Tuttavia il mondo social non sembra ancora essere così radicato nelle imprese italiane, perché non viene ancora percepito come uno strumento strategico di supporto al business. A rivelarlo, uno studio condotto fra maggio e novembre 2010 dall'Università Iulm di Milano, che ha censito i comportamenti e le attitudini all'utilizzo del Web 2.0 di 720 aziende di tutte le dimensioni attive sull'intero territorio nazionale e in sei diversi settori (moda, alimentare, alimentare, sanitario, pubblica amministrazione, banche ed elettronico). Basandosi su un indicatore che misura in una scala da 1 a 10 il livello di sviluppo delle attività di social media marketing messe in atto dalla singola azienda, il dato in questione si è fermato a 0,79, con una percentuale che va dall'1,75 delle aziende più grandi allo 0,16 di quelle più piccole. Le eccezioni non mancano, e riguardano specificatamente il settore bancario e alcuni enti pubblici. Eppure il quadro generale della diffusione dei social media in azienda non è affatto così disastroso, dato che circa il 10% delle piccole aziende ne fa uso in modo sistemico, circa il 35% di quelle medie ha puntato su almeno un canale di comunicazione di questo tipo e il 58% di quelle di grandi dimensioni è attiva su uno o più siti. Gli strumenti più utilizzati? Facebook ovviamente, utile soprattutto per creare community intorno al brand o a specifiche iniziative commerciali, LinkedIn, per rafforzare le relazioni B2B con altri imprenditori, anche verso l’estero, i blog, per creare canali di conversazione informali e partecipativi con il proprio target e infine YouTube i cui video sono molto efficaci per presentare le caratteristiche di nuovi prodotti e servizi. Twitter risulta invece ancora poco conosciuto in Italia, anche se è uno strumento molto efficace per comunicare news e informazioni in tempo reale al proprio mercato di riferimento. Un ulteriore strumento che in futuro potrà offrire grandi vantaggi alle PMI è Foursquare, molto efficace per stimolare le occasioni di incontro sul territorio e promuovere specifiche iniziative commerciali.

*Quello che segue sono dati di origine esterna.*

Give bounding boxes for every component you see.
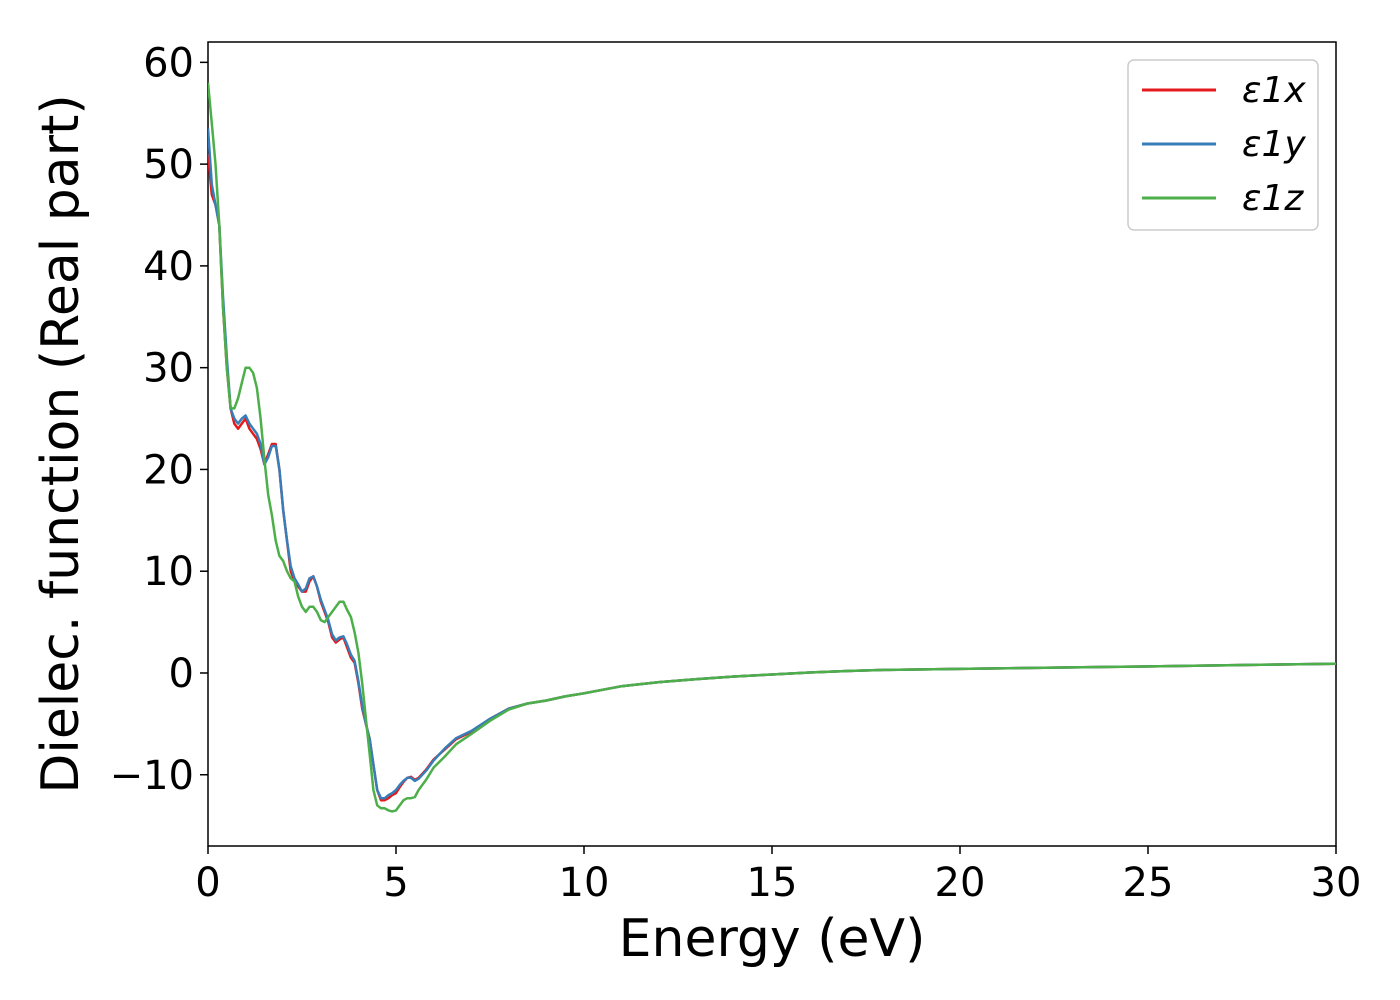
y-tick-label: 20 [143,447,194,493]
y-tick-label: 10 [143,549,194,595]
x-tick-label: 25 [1123,860,1174,906]
x-tick-label: 15 [747,860,798,906]
y-tick-label: 40 [143,244,194,290]
x-tick-label: 10 [559,860,610,906]
legend-label: ε1y [1242,124,1306,165]
x-tick-label: 20 [935,860,986,906]
y-axis: −10 0 10 20 30 40 50 60 [110,40,208,799]
series-layer [208,82,1336,813]
x-axis: 0 5 10 15 20 25 30 [195,846,1361,906]
x-tick-label: 30 [1311,860,1362,906]
legend: ε1x ε1y ε1z [1127,59,1319,231]
x-tick-label: 5 [383,860,408,906]
y-tick-label: 0 [169,651,194,697]
y-tick-label: 50 [143,142,194,188]
series-line-3 [208,82,1336,813]
y-axis-label: Dielec. function (Real part) [31,94,91,793]
y-tick-label: 60 [143,40,194,86]
legend-label: ε1x [1242,70,1306,111]
legend-label: ε1z [1242,178,1304,219]
y-tick-label: 30 [143,346,194,392]
x-tick-label: 0 [195,860,220,906]
y-tick-label: −10 [110,753,194,799]
x-axis-label: Energy (eV) [619,909,926,969]
legend-box [1127,59,1319,231]
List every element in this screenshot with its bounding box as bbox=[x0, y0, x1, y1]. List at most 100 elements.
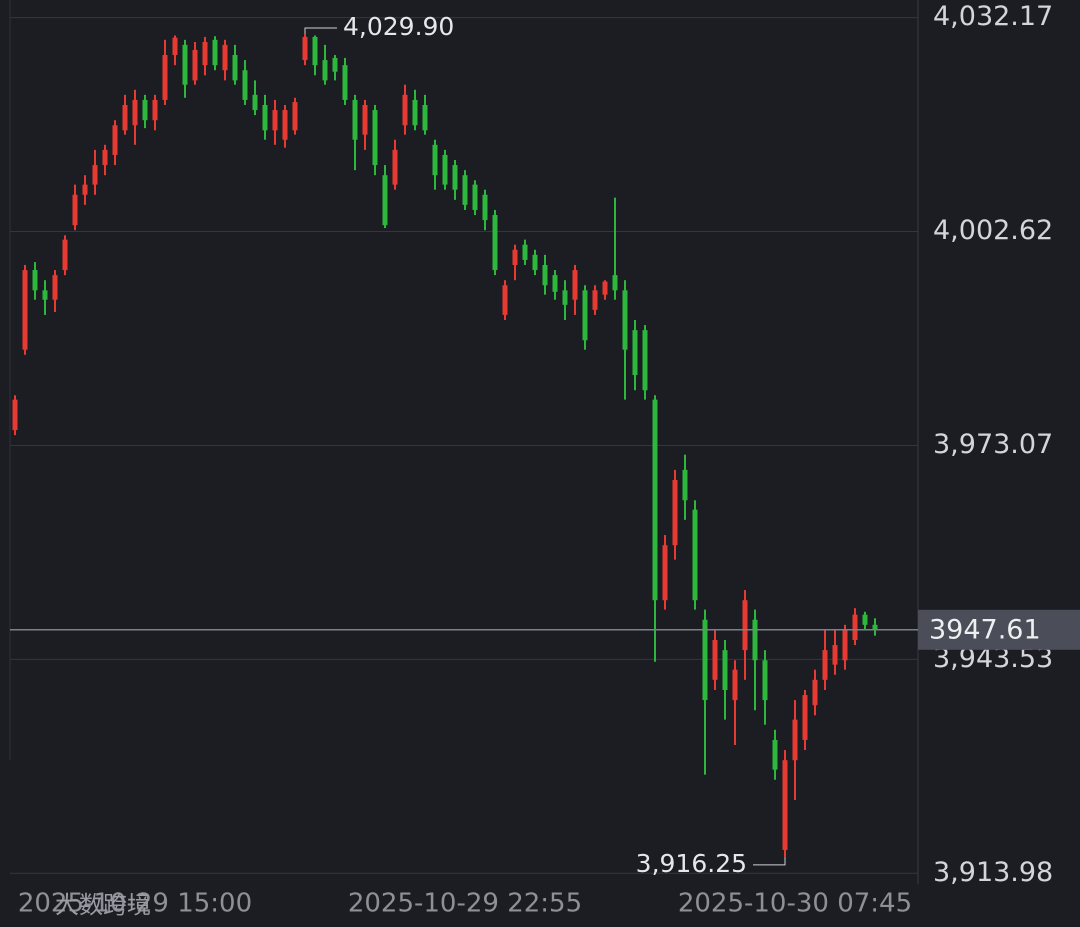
candle-body bbox=[672, 480, 678, 546]
candle-body bbox=[862, 614, 868, 625]
candle-body bbox=[502, 285, 508, 315]
candle-body bbox=[412, 99, 418, 126]
candle-body bbox=[172, 37, 178, 56]
candle-body bbox=[242, 70, 248, 100]
candle-body bbox=[732, 669, 738, 701]
candle-body bbox=[762, 660, 768, 701]
candle-body bbox=[102, 149, 108, 166]
candle-body bbox=[12, 399, 18, 431]
candle-body bbox=[772, 739, 778, 770]
candle-body bbox=[562, 290, 568, 305]
candle-body bbox=[702, 619, 708, 701]
candle-body bbox=[692, 509, 698, 601]
candle-body bbox=[422, 104, 428, 131]
candle-body bbox=[642, 330, 648, 391]
y-tick-label: 4,002.62 bbox=[933, 215, 1053, 246]
low-leader bbox=[753, 856, 786, 866]
candle-body bbox=[262, 104, 268, 131]
candle-body bbox=[392, 149, 398, 185]
grid bbox=[10, 17, 918, 874]
candle-body bbox=[852, 614, 858, 641]
candle-body bbox=[352, 99, 358, 140]
high-label: 4,029.90 bbox=[343, 12, 454, 41]
candles bbox=[12, 34, 878, 857]
candle-body bbox=[192, 49, 198, 81]
candle-body bbox=[522, 244, 528, 260]
candle-body bbox=[312, 36, 318, 66]
candle-body bbox=[512, 249, 518, 265]
candle-body bbox=[552, 275, 558, 292]
labels: 4,032.174,002.623,973.073,943.533,913.98… bbox=[10, 1, 1080, 919]
candle-body bbox=[532, 254, 538, 271]
candle-body bbox=[232, 55, 238, 81]
candle-body bbox=[372, 110, 378, 166]
candle-body bbox=[632, 330, 638, 376]
candle-body bbox=[322, 60, 328, 81]
candle-body bbox=[472, 184, 478, 210]
candle-body bbox=[592, 290, 598, 310]
candle-body bbox=[462, 175, 468, 205]
candle-body bbox=[82, 184, 88, 195]
candle-body bbox=[402, 94, 408, 126]
x-tick-label: 2025-10-29 15:00 bbox=[18, 889, 252, 919]
candle-body bbox=[332, 57, 338, 72]
candle-body bbox=[712, 640, 718, 680]
candle-body bbox=[622, 290, 628, 350]
candle-body bbox=[62, 239, 68, 271]
candle-body bbox=[782, 760, 788, 850]
candle-body bbox=[92, 165, 98, 185]
candle-body bbox=[212, 39, 218, 66]
candle-body bbox=[112, 125, 118, 155]
candle-body bbox=[832, 645, 838, 665]
candle-body bbox=[662, 545, 668, 601]
candle-body bbox=[432, 144, 438, 176]
candle-body bbox=[302, 36, 308, 61]
candle-body bbox=[822, 650, 828, 680]
candle-body bbox=[482, 194, 488, 221]
candle-body bbox=[752, 619, 758, 661]
candle-body bbox=[802, 695, 808, 740]
candle-body bbox=[132, 99, 138, 126]
last-price-tag bbox=[918, 609, 1080, 650]
candle-body bbox=[812, 679, 818, 706]
candle-body bbox=[652, 399, 658, 601]
candle-body bbox=[272, 110, 278, 131]
candle-body bbox=[362, 104, 368, 135]
candle-body bbox=[72, 194, 78, 226]
candle-body bbox=[152, 99, 158, 121]
candle-body bbox=[582, 290, 588, 341]
candle-body bbox=[842, 629, 848, 661]
watermark: 大数跨境 bbox=[55, 891, 151, 919]
x-tick-label: 2025-10-29 22:55 bbox=[348, 889, 582, 919]
candle-body bbox=[342, 65, 348, 100]
y-tick-label: 3,913.98 bbox=[933, 857, 1053, 888]
candle-body bbox=[682, 469, 688, 501]
candle-body bbox=[202, 41, 208, 66]
candle-body bbox=[572, 270, 578, 300]
candle-body bbox=[252, 94, 258, 111]
candle-body bbox=[22, 270, 28, 350]
candle-body bbox=[722, 650, 728, 690]
candle-body bbox=[612, 275, 618, 291]
y-tick-label: 4,032.17 bbox=[933, 1, 1053, 32]
candle-body bbox=[742, 600, 748, 651]
candle-body bbox=[792, 719, 798, 761]
candle-body bbox=[602, 281, 608, 295]
candle-body bbox=[292, 102, 298, 131]
candle-body bbox=[32, 270, 38, 291]
candle-body bbox=[162, 55, 168, 100]
y-tick-label: 3,973.07 bbox=[933, 429, 1053, 460]
high-leader bbox=[304, 27, 337, 35]
candle-body bbox=[42, 290, 48, 300]
candle-body bbox=[142, 99, 148, 121]
low-label: 3,916.25 bbox=[636, 849, 747, 878]
candle-body bbox=[182, 44, 188, 85]
candle-body bbox=[52, 275, 58, 300]
candle-body bbox=[382, 175, 388, 226]
x-tick-label: 2025-10-30 07:45 bbox=[678, 889, 912, 919]
candle-body bbox=[222, 44, 228, 71]
candle-body bbox=[452, 165, 458, 190]
last-price-label: 3947.61 bbox=[929, 614, 1041, 645]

Se ancora il trend social non si è sviluppato in Italia è solamente questione di tempo. Potenzialmente infatti, le due caratteristiche delle PMI italiane (conduzione familiare e forte legame con il territorio) costituiscono un terreno fertilissimo per costruire un’identità online. Questi due fattori consentono agli imprenditori di godere già in partenza di una rete di relazioni consolidata nel tempo, che consente loro di fare rete con fornitori, clienti e altre imprese presenti sul territorio. Il territorio di appartenenza (comune, provincia, regione) è dunque la prima community in grado di aggregare tutti gli stakeholders dell’azienda intorno al proprio brand, ai prodotti e/o ai servizi offerti.

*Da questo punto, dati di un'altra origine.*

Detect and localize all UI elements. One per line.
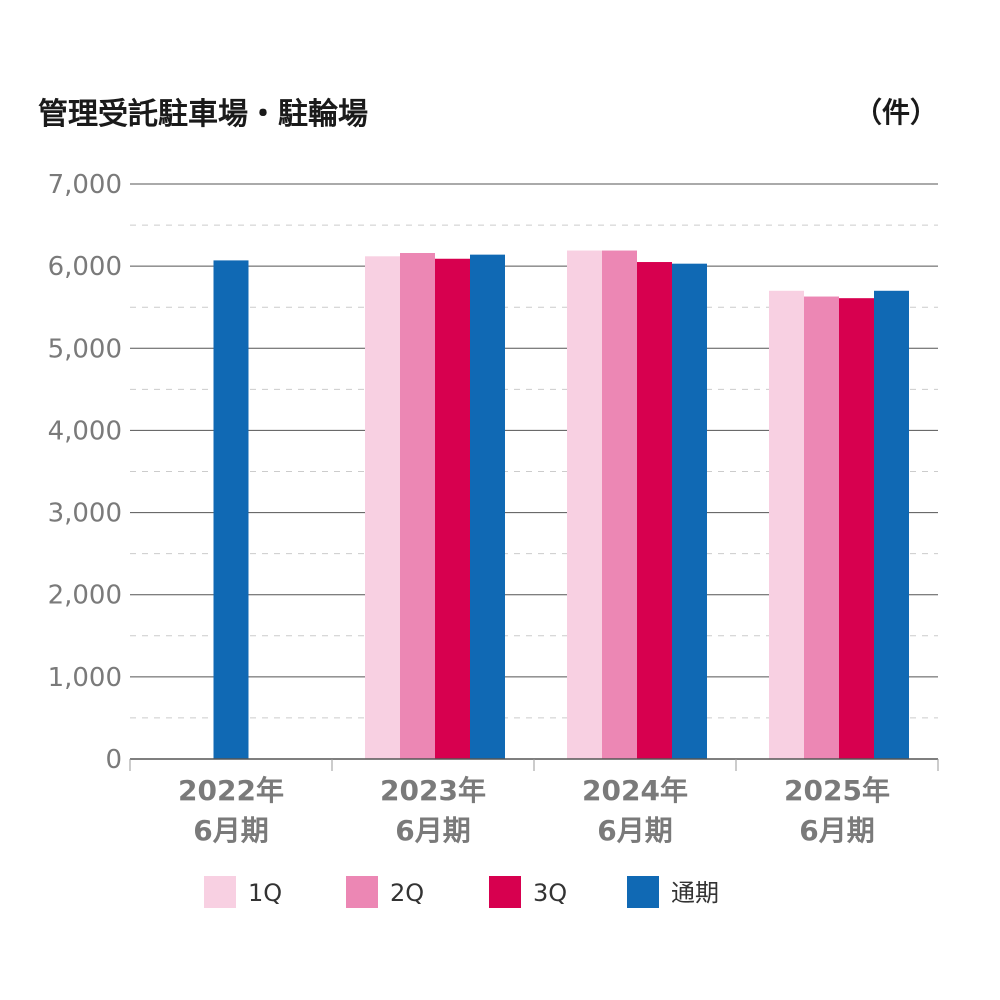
y-tick-label: 0 [105, 745, 122, 775]
x-category-label: 2022年 [178, 774, 284, 807]
bar-通期 [672, 263, 707, 759]
legend-swatch-3Q [489, 876, 521, 908]
chart-title: 管理受託駐車場・駐輪場 [38, 97, 368, 132]
bar-2Q [804, 296, 839, 759]
legend-label: 3Q [533, 879, 567, 907]
legend-label: 2Q [390, 879, 424, 907]
x-category-label: 2024年 [582, 774, 688, 807]
bar-3Q [435, 258, 470, 759]
x-category-label: 6月期 [395, 814, 470, 847]
legend-swatch-1Q [204, 876, 236, 908]
legend-label: 通期 [671, 879, 719, 907]
y-tick-label: 2,000 [48, 581, 122, 611]
legend-swatch-2Q [346, 876, 378, 908]
x-category-label: 6月期 [193, 814, 268, 847]
y-tick-label: 3,000 [48, 499, 122, 529]
bar-通期 [470, 254, 505, 759]
x-category-label: 6月期 [799, 814, 874, 847]
bars [213, 250, 909, 760]
y-axis-ticks: 0 1,000 2,000 3,000 4,000 5,000 6,000 7,000 [48, 170, 122, 775]
bar-3Q [637, 262, 672, 759]
bar-通期 [874, 290, 909, 759]
x-category-label: 6月期 [597, 814, 672, 847]
y-tick-label: 1,000 [48, 663, 122, 693]
y-tick-label: 5,000 [48, 334, 122, 364]
y-tick-label: 6,000 [48, 252, 122, 282]
x-axis: 2022年 6月期 2023年 6月期 2024年 6月期 2025年 6月期 [129, 758, 939, 847]
y-tick-label: 4,000 [48, 416, 122, 446]
legend-swatch-通期 [627, 876, 659, 908]
legend-label: 1Q [248, 879, 282, 907]
x-category-label: 2023年 [380, 774, 486, 807]
legend: 1Q 2Q 3Q 通期 [204, 876, 719, 908]
bar-1Q [365, 256, 400, 759]
x-category-label: 2025年 [784, 774, 890, 807]
bar-2Q [400, 253, 435, 759]
bar-通期 [213, 260, 249, 759]
bar-1Q [769, 290, 804, 759]
unit-label: （件） [854, 96, 938, 129]
bar-3Q [839, 298, 874, 759]
bar-2Q [602, 250, 637, 760]
y-tick-label: 7,000 [48, 170, 122, 200]
bar-1Q [567, 250, 602, 760]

Ma cosa significa “essere social” per le PMI?
Considerato il fatto che, come abbiamo detto precedentemente, gli utenti, confrontandosi sui Social Network, sono diventati esperti nel distinguere una buona offerta da un’altra meno buona, e dato che le PMI possono sfruttare gli strumenti messi a disposizione dalla rete per acquisire vantaggi in termini di competitività e relazioni con il mercato, essere social significa rispondere ad una semplicissima domanda: preferisci che sia l’azienda a far parlare di sé o lasci che ne parlino gli altri? Una PMI si considera social nel momento in cui decide di non lasciare in mano di altri la propria brand reputation e inizia a sfruttare lei le possibilità offerte dal social media marketing, ovvero quel marketing che si occupa di aumentare la visibilità aziendale sui social media e comunità virtuali ma soprattutto creare delle relazioni con gli utenti.
Essere social per le Pmi significa dunque passare definitivamente alla cultura digitale, senza sottovalutare in alcun modo l’impatto che questo cambiamento avrà sull’azienda, sui processi e sul modello operativo. In particolare, sarà fondamentale la comunicazione d’impresa, che dovrà essere ritenuta come un vero e proprio piano di lavoro i cui frutti cominceranno a vedersi sul medio-lungo termine.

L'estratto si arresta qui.